Biographical Note: At Columbia University, Dr Sebabatso Manoeli serves as a Senior Director for Strategic Programmes, the Atlantic Fellows for Racial Equity – an innovative leadership development programme designed to combat anti-Black racism in South Africa and the United States. Dr Manoeli is also author of Sudan’s “Southern Problem”: Race, Rhetoric and International Relations (Palgrave Macmillan, 2019).

Previously, at the Cape Town-based DG Murray Trust, a public innovator and strategic investor operating at the nexus of public policy and development practice, Sebabatso served as Acting Deputy CEO and Innovation Director.

Sebabatso has worked in the fields of academia and development practice. She worked on Transitional Justice and Governance for the Department of Political Affairs at the African Union Commission as a consultant.

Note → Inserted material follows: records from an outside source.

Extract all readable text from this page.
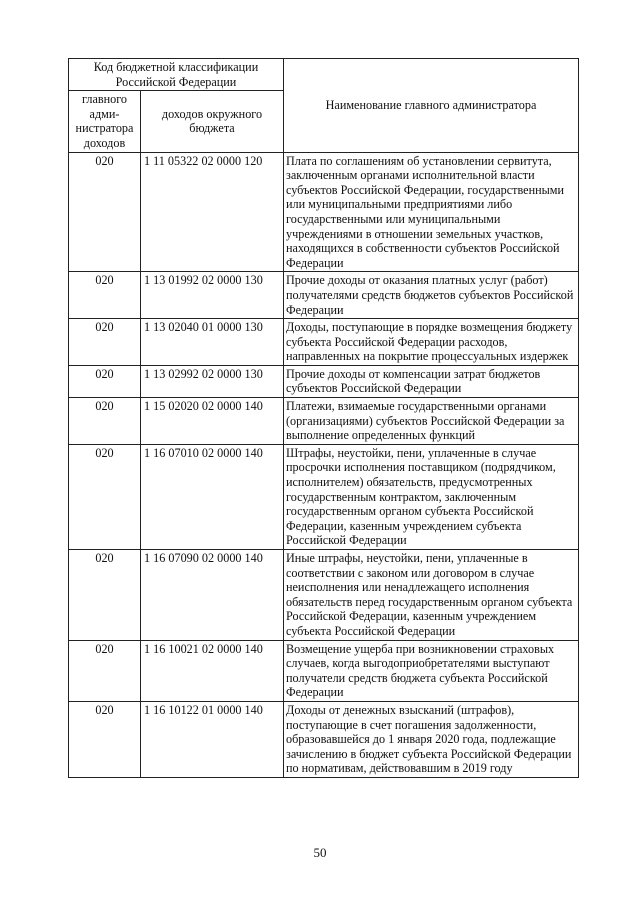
Код бюджетной классификации Российской Федерации		Наименование главного администратора
главного адми-нистратора доходов	доходов окружного бюджета	
020	1 11 05322 02 0000 120	Плата по соглашениям об установлении сервитута, заключенным органами исполнительной власти субъектов Российской Федерации, государственными или муниципальными предприятиями либо государственными или муниципальными учреждениями в отношении земельных участков, находящихся в собственности субъектов Российской Федерации
020	1 13 01992 02 0000 130	Прочие доходы от оказания платных услуг (работ) получателями средств бюджетов субъектов Российской Федерации
020	1 13 02040 01 0000 130	Доходы, поступающие в порядке возмещения бюджету субъекта Российской Федерации расходов, направленных на покрытие процессуальных издержек
020	1 13 02992 02 0000 130	Прочие доходы от компенсации затрат бюджетов субъектов Российской Федерации
020	1 15 02020 02 0000 140	Платежи, взимаемые государственными органами (организациями) субъектов Российской Федерации за выполнение определенных функций
020	1 16 07010 02 0000 140	Штрафы, неустойки, пени, уплаченные в случае просрочки исполнения поставщиком (подрядчиком, исполнителем) обязательств, предусмотренных государственным контрактом, заключенным государственным органом субъекта Российской Федерации, казенным учреждением субъекта Российской Федерации
020	1 16 07090 02 0000 140	Иные штрафы, неустойки, пени, уплаченные в соответствии с законом или договором в случае неисполнения или ненадлежащего исполнения обязательств перед государственным органом субъекта Российской Федерации, казенным учреждением субъекта Российской Федерации
020	1 16 10021 02 0000 140	Возмещение ущерба при возникновении страховых случаев, когда выгодоприобретателями выступают получатели средств бюджета субъекта Российской Федерации
020	1 16 10122 01 0000 140	Доходы от денежных взысканий (штрафов), поступающие в счет погашения задолженности, образовавшейся до 1 января 2020 года, подлежащие зачислению в бюджет субъекта Российской Федерации по нормативам, действовавшим в 2019 году
50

In academia, she was a Departmental Lecturer in African History at the University of Oxford, where she was the first African woman faculty member in the history department. She has also a Lecturer at Stanford University’s Bing Centre for Overseas Studies and a Teaching Fellow at the University of Fort Hare Institute of Social and Economic Research (FHISER).

At the economic policy advisory firm, the Brenthurst Foundation, she was awarded the Machel-Mandela Fellowship. She has provided research support for the Dynamics of State Failure and Violence project at the Peace Research Institute of Oslo, and the Oxford Martin Commission for Future Generations.

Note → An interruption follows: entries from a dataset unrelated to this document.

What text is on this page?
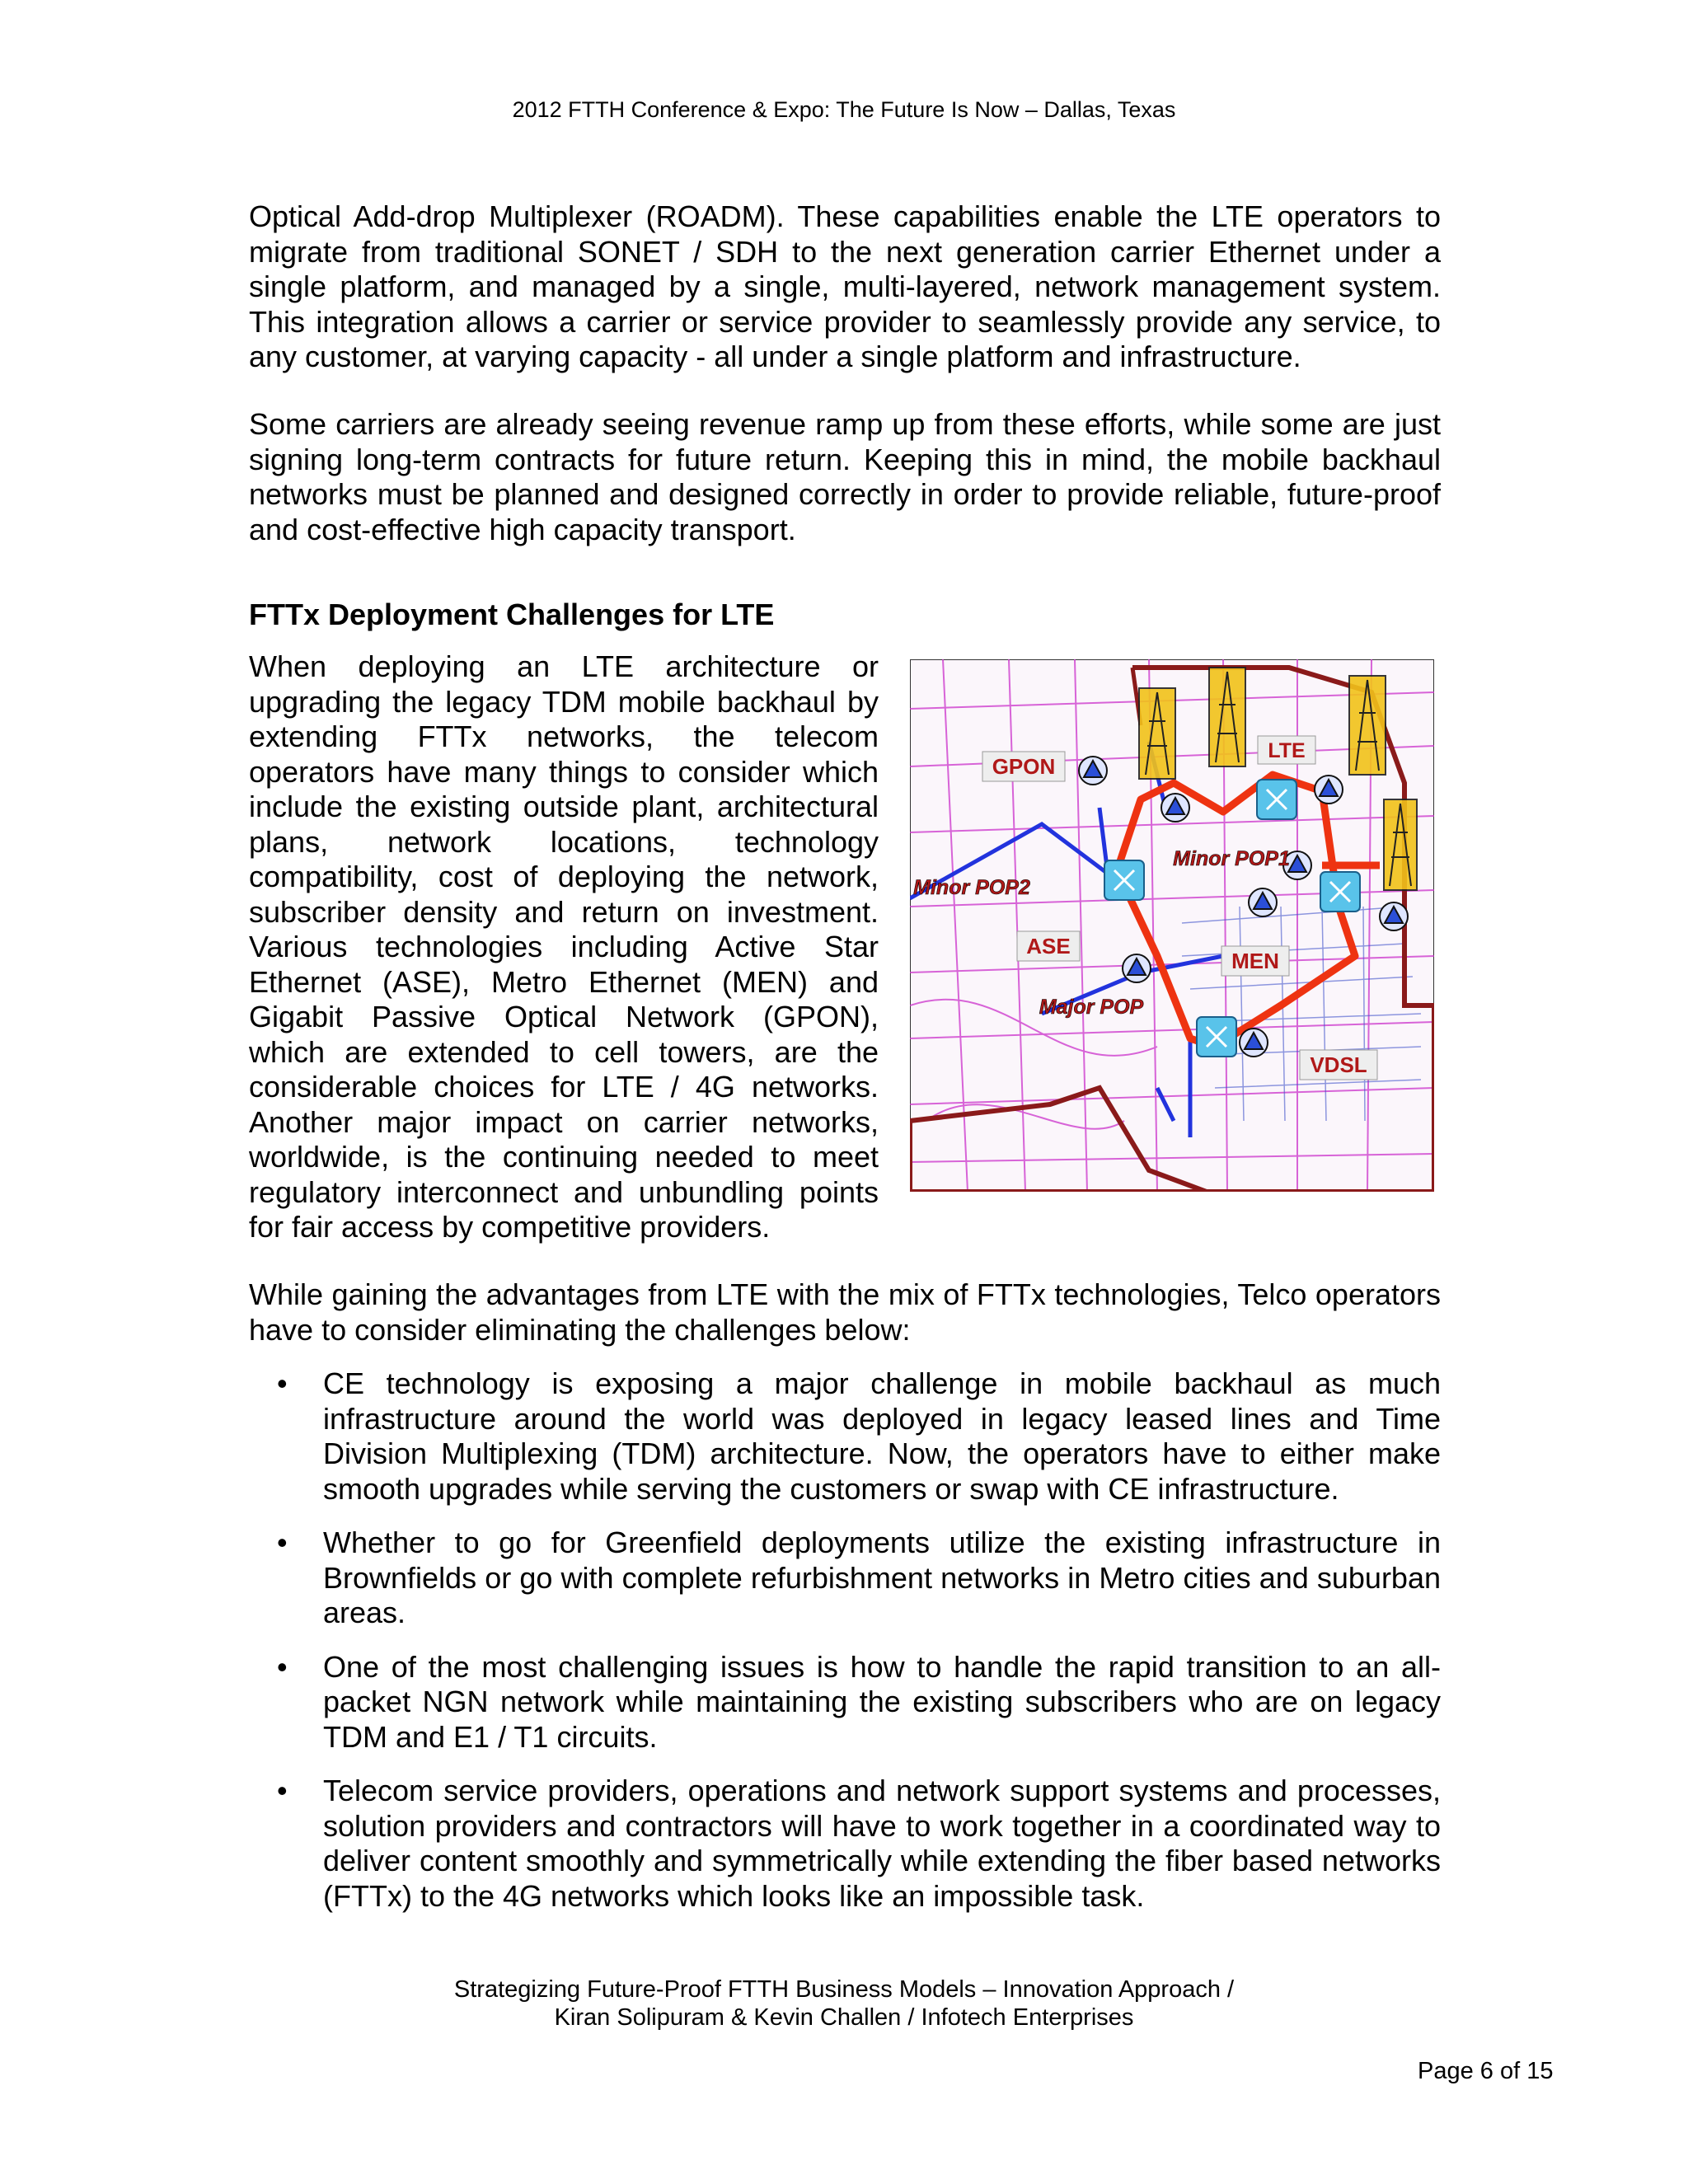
2012 FTTH Conference & Expo: The Future Is Now – Dallas, Texas

Optical Add-drop Multiplexer (ROADM). These capabilities enable the LTE operators to migrate from traditional SONET / SDH to the next generation carrier Ethernet under a single platform, and managed by a single, multi-layered, network management system. This integration allows a carrier or service provider to seamlessly provide any service, to any customer, at varying capacity - all under a single platform and infrastructure.

Some carriers are already seeing revenue ramp up from these efforts, while some are just signing long-term contracts for future return. Keeping this in mind, the mobile backhaul networks must be planned and designed correctly in order to provide reliable, future-proof and cost-effective high capacity transport.

FTTx Deployment Challenges for LTE

When deploying an LTE architecture or upgrading the legacy TDM mobile backhaul by extending FTTx networks, the telecom operators have many things to consider which include the existing outside plant, architectural plans, network locations, technology compatibility, cost of deploying the network, subscriber density and return on investment. Various technologies including Active Star Ethernet (ASE), Metro Ethernet (MEN) and Gigabit Passive Optical Network (GPON), which are extended to cell towers, are the considerable choices for LTE / 4G networks. Another major impact on carrier networks, worldwide, is the continuing needed to meet regulatory interconnect and unbundling points for fair access by competitive providers.

GPON
LTE
Minor POP2
Minor POP1
ASE
MEN
Major POP
VDSL

While gaining the advantages from LTE with the mix of FTTx technologies, Telco operators have to consider eliminating the challenges below:

• CE technology is exposing a major challenge in mobile backhaul as much infrastructure around the world was deployed in legacy leased lines and Time Division Multiplexing (TDM) architecture. Now, the operators have to either make smooth upgrades while serving the customers or swap with CE infrastructure.
• Whether to go for Greenfield deployments utilize the existing infrastructure in Brownfields or go with complete refurbishment networks in Metro cities and suburban areas.
• One of the most challenging issues is how to handle the rapid transition to an all-packet NGN network while maintaining the existing subscribers who are on legacy TDM and E1 / T1 circuits.
• Telecom service providers, operations and network support systems and processes, solution providers and contractors will have to work together in a coordinated way to deliver content smoothly and symmetrically while extending the fiber based networks (FTTx) to the 4G networks which looks like an impossible task.
Strategizing Future-Proof FTTH Business Models – Innovation Approach /
Kiran Solipuram & Kevin Challen / Infotech Enterprises
Page 6 of 15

Her passion for leadership development led her to work at The Africa List at the CDC Group in London, where she focused on private sector leadership in ten African countries, and at the African Leadership Academy in Johannesburg.

She was a Rhodes Scholar at the University of Oxford, where she earned a DPhil (PhD) in History and an MSc in African Studies. At Amherst College, where she earned a BA in Political Science and Black Studies, Sebabatso was a Mandela Scholar. Dr. Manoeli is also a Senior Fellow of the Moremi Initiative for Women’s Leadership in Africa, and a Salzburg Global Seminar Fellow.

Thie event is organised in collaboration with RACE.ED and the Centre for African Studies.

RACE.ED is a cross-university network concerned with race, racialization and decolonial studies from a multidisciplinary perspective.

RACE.ED showcases excellence in teaching, research and knowledge, exchange, impact (KEI) in race and decolonial studies at The University of Edinburgh.

The work of the network seeks to support an understanding of the persistence of race and racialization as both historical projects and dynamic phenomenon that shape the present.